Belgia kontra zagraniczni przewoźnicy
Jak informuje Polsat News, polscy przewoźnicy wkrótce mogą spodziewać się problemów podczas wykonywania zleceń w Belgii. Tamtejszy rząd pod naciskiem lokalnych firm transportowych zamierza utrudniać życie zagranicznym przedsiębiorcom.
Powód jest oczywisty – belgijscy przewoźnicy nie radzą sobie z konkurencją firm ze wschodu, oferujących niższe stawki i wysoką jakość usług. Po serii oskarżeń o dumping socjalny i obliczeniu, że przez “nieuczciwą” konkurencję pracę straciło 5 tys. osób, rząd Belgii postanowił pomóc swoim przedsiębiorcom. Nie pójdzie jednak śladem Niemiec czy Francji i nie będzie starał się wprowadzić płacy minimalnej, obowiązującej także pracowników delegowanych.

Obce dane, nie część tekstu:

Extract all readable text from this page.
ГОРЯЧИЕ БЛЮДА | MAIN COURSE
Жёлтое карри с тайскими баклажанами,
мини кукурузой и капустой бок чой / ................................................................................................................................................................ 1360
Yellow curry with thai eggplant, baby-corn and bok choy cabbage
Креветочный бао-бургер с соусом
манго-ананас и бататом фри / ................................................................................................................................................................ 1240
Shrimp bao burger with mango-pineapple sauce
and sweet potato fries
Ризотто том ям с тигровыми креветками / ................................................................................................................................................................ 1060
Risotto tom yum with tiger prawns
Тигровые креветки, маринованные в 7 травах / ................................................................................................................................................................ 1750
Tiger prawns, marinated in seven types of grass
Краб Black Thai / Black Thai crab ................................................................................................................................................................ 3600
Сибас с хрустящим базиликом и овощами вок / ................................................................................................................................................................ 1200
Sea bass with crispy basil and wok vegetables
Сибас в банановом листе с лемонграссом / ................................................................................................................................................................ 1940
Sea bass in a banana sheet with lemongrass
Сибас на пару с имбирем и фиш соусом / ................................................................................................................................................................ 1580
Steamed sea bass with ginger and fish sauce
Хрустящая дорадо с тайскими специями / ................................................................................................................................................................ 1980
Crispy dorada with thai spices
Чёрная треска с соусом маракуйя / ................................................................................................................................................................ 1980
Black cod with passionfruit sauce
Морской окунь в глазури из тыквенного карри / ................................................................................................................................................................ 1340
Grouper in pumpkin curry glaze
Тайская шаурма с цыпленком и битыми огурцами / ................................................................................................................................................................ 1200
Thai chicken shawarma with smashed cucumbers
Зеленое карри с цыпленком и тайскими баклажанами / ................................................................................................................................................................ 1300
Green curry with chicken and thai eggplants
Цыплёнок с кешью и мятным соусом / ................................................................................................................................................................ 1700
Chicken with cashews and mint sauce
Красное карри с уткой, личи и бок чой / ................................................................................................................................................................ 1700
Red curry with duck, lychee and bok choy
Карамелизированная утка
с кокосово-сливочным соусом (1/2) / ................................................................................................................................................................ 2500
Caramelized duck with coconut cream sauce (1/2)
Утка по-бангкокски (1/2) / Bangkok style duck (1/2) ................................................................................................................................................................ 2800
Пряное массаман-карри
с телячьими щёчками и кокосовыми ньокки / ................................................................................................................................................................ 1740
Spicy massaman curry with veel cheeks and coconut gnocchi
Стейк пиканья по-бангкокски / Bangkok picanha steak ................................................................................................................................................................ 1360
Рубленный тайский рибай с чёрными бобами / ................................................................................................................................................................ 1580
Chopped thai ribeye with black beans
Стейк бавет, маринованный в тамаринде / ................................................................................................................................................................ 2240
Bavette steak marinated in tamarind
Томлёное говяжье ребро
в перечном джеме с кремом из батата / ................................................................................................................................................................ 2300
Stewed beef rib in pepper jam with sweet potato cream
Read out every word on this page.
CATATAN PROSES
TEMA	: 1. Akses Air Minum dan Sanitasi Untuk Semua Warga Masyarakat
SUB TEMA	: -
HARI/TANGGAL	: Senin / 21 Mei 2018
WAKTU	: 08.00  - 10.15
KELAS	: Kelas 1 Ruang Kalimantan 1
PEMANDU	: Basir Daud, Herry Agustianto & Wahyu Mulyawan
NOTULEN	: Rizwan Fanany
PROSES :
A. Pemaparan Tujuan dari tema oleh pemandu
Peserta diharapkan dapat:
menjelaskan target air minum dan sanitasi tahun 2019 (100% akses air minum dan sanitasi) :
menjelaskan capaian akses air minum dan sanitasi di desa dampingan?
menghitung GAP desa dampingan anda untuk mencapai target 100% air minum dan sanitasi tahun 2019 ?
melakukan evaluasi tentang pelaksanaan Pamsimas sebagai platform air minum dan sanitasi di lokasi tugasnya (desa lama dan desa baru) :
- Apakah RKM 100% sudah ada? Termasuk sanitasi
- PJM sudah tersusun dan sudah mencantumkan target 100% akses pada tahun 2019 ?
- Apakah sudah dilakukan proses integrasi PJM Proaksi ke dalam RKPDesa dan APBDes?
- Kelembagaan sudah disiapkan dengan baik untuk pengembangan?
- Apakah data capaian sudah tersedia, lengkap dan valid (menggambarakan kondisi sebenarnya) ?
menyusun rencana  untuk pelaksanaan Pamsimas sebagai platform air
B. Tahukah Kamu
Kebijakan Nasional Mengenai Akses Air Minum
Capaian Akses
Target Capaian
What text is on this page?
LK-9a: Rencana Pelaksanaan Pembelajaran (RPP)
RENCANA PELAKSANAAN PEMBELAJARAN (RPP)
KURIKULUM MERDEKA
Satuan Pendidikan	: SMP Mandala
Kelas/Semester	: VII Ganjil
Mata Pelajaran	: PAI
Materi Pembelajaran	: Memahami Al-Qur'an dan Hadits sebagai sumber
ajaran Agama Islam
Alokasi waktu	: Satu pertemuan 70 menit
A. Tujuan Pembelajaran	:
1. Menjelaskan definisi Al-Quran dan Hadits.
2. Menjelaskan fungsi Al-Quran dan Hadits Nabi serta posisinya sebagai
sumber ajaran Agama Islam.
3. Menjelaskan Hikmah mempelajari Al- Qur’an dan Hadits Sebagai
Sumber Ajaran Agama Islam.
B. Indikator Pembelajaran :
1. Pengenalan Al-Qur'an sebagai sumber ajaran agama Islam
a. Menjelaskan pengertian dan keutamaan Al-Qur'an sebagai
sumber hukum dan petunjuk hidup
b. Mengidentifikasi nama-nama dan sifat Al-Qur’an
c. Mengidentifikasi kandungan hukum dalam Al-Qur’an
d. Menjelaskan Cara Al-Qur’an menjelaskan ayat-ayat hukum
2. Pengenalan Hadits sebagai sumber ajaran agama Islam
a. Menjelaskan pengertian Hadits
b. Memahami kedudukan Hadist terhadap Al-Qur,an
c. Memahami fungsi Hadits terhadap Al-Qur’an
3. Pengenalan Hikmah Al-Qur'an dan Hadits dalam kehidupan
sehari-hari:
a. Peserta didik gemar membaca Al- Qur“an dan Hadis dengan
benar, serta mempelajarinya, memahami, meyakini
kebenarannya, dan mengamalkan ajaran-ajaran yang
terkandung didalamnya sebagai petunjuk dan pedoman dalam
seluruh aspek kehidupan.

Zamiast tego, belgijscy przewoźnicy będą mogli liczyć na ulgi podatkowe i obniżenie wysokości składek ubezpieczeniowych wypłacanych dla pracowników transportu. Z kolei polscy – i nie tylko – przewoźnicy mogą oczekiwać masowych kontroli pojazdów oraz dokumentacji dotyczącej czasu pracy. Przypominamy też, że od kwietnia na belgijskich drogach pojawi się myto dla ciężarówek.